Comme son titre l’indique, le téléfilm (en deux parties) Tu vivras ma fille n’est pas le plus léger de la bande. Il se penche sur le combat de Nathalie Elbaz (Cécile Bois). L’heureuse maman d’une petite Bianca apprend que son enfant, alors âgée de quatre mois, est atteinte d’une maladie orpheline grave : la maladie de Sanfilippo. Ce trouble du système nerveux central est mortel. Mais, comme il ne concerne “que” 4000 enfants dans le monde, aucune entreprise pharmaceutique n’a trouvé pertinent de développer un médicament. Qu’à cela ne tienne, Nathalie plaque tout pour trouver un remède. Elle se lance dans une course contre la montre pour sauver son enfant. Car, sans traitement, les années de Bianca sont comptées.
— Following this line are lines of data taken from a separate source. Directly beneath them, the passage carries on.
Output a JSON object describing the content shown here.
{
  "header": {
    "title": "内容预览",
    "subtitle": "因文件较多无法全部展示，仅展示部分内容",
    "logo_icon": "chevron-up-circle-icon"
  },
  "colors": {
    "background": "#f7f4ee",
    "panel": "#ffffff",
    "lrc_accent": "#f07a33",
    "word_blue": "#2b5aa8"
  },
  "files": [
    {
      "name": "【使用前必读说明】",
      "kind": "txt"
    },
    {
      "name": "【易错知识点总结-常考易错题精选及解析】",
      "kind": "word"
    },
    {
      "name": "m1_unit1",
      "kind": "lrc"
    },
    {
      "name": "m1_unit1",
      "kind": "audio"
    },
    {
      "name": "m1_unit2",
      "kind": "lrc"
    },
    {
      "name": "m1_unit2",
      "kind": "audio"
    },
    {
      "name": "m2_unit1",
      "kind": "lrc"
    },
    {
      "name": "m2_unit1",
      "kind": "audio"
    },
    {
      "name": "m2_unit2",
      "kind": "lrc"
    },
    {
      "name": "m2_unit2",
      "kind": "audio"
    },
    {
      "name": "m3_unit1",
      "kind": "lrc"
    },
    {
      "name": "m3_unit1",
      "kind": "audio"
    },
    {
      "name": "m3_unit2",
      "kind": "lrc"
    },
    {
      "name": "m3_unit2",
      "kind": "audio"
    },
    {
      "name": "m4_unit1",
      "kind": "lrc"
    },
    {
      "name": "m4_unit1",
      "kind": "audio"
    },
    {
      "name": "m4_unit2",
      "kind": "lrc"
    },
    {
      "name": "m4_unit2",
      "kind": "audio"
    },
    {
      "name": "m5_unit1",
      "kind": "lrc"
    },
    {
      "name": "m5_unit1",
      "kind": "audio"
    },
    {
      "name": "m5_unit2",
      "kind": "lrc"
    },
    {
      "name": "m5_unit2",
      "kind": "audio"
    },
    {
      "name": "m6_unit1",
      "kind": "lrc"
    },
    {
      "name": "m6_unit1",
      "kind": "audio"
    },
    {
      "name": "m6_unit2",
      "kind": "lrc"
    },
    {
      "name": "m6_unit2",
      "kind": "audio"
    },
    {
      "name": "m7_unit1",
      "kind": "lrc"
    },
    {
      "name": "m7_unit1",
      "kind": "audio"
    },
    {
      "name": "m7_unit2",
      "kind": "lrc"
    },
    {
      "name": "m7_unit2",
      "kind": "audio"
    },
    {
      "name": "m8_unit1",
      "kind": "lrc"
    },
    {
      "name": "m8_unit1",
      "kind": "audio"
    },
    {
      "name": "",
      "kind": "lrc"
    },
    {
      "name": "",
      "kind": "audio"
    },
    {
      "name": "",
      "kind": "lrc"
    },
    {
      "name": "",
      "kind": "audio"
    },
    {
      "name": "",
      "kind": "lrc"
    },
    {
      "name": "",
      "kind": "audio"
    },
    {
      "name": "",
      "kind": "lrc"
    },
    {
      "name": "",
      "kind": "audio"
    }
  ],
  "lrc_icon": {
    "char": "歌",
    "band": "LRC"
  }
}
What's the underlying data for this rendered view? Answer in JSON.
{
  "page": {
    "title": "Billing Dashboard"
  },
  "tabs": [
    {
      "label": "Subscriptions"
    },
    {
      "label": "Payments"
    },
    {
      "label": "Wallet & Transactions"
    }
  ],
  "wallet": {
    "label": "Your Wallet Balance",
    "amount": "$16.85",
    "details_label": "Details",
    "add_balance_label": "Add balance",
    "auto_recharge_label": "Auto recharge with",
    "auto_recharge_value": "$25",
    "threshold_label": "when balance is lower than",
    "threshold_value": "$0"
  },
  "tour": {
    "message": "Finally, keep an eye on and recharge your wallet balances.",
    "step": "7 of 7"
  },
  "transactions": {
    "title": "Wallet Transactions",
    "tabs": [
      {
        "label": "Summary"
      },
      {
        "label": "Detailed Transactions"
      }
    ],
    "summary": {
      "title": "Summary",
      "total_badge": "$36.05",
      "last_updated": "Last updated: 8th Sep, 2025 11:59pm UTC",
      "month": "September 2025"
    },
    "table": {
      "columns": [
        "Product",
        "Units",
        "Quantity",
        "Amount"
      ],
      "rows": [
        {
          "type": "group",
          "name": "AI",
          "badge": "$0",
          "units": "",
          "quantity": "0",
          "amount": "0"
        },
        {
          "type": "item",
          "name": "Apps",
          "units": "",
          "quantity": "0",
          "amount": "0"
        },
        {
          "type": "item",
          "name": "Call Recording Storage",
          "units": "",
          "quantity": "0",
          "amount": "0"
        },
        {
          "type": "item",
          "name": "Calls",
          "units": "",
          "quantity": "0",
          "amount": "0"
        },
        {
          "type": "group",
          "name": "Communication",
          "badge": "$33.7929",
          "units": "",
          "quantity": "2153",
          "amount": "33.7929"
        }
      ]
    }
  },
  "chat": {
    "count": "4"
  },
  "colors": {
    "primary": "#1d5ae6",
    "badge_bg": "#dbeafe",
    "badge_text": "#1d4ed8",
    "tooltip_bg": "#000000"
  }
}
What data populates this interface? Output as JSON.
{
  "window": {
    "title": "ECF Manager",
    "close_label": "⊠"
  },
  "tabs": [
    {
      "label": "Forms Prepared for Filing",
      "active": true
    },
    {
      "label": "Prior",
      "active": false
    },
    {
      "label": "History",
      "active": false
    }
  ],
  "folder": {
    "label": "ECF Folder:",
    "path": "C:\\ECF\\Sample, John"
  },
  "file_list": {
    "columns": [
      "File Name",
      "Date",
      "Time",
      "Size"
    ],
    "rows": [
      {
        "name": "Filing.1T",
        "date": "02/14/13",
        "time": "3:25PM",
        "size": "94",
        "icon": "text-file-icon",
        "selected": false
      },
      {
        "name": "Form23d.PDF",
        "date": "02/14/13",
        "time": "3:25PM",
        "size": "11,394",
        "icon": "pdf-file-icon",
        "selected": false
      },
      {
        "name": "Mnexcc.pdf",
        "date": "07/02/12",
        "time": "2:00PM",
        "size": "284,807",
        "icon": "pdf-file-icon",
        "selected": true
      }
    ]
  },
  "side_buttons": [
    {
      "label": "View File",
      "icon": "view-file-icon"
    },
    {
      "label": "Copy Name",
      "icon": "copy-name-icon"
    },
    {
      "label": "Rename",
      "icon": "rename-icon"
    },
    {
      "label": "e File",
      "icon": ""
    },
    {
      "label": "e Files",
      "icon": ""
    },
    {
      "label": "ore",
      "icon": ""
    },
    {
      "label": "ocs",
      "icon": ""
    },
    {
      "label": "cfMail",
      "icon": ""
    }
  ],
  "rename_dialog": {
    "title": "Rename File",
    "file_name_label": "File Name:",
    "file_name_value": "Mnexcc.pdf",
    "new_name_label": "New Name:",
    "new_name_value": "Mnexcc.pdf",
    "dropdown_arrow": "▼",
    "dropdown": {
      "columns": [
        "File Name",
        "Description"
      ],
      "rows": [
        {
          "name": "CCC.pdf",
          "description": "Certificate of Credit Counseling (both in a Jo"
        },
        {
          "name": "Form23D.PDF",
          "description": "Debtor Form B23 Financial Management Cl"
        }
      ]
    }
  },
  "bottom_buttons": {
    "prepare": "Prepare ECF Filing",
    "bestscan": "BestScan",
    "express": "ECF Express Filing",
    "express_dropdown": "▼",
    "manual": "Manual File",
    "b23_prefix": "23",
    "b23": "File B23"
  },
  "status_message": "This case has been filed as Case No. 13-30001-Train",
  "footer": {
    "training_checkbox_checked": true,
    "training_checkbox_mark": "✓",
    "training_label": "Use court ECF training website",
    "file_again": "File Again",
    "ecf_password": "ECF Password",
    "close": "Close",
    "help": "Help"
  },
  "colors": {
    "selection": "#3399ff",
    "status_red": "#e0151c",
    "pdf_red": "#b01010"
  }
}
Le téléfilm, où on retrouve également Arié Elmaleh, Hugo Becker et Jacques Weber, est aussi inspirant que touchant. D’autant que, comme souvent dans les belles fictions, le scénario est inspiré d’une histoire vraie. Celle de Karen Aiach et de sa fille Ornella. À 34 ans, Karen apprend la maladie de son enfant. Elle abandonne son boulot de consultante pour “se consacrer à la recherche de solutions thérapeutiques”. Durant des années, cette maman courage s’informe : elle lit, fait des rencontres, interpelle des spécialistes. “C’était loin d’être gagné d’avance, d’autant qu’au départ, je cumulais les handicaps. Je n’étais ni médecin, ni scientifique et en plus j’étais une femme… Mais de tout cela, j’ai décidé de faire des atouts”, confiait-elle dans Les yeux d’Olivier. En 2009, la jeune femme lève près de 50 millions d’euros et entame le travail. Ornella a aujourd’hui 12 ans et bénéficie de soins sur lesquels travaillent une vingtaine d’employés. Ce traitement devrait être commercialisé vers 2020. L’amour parental soulève parfois des montagnes.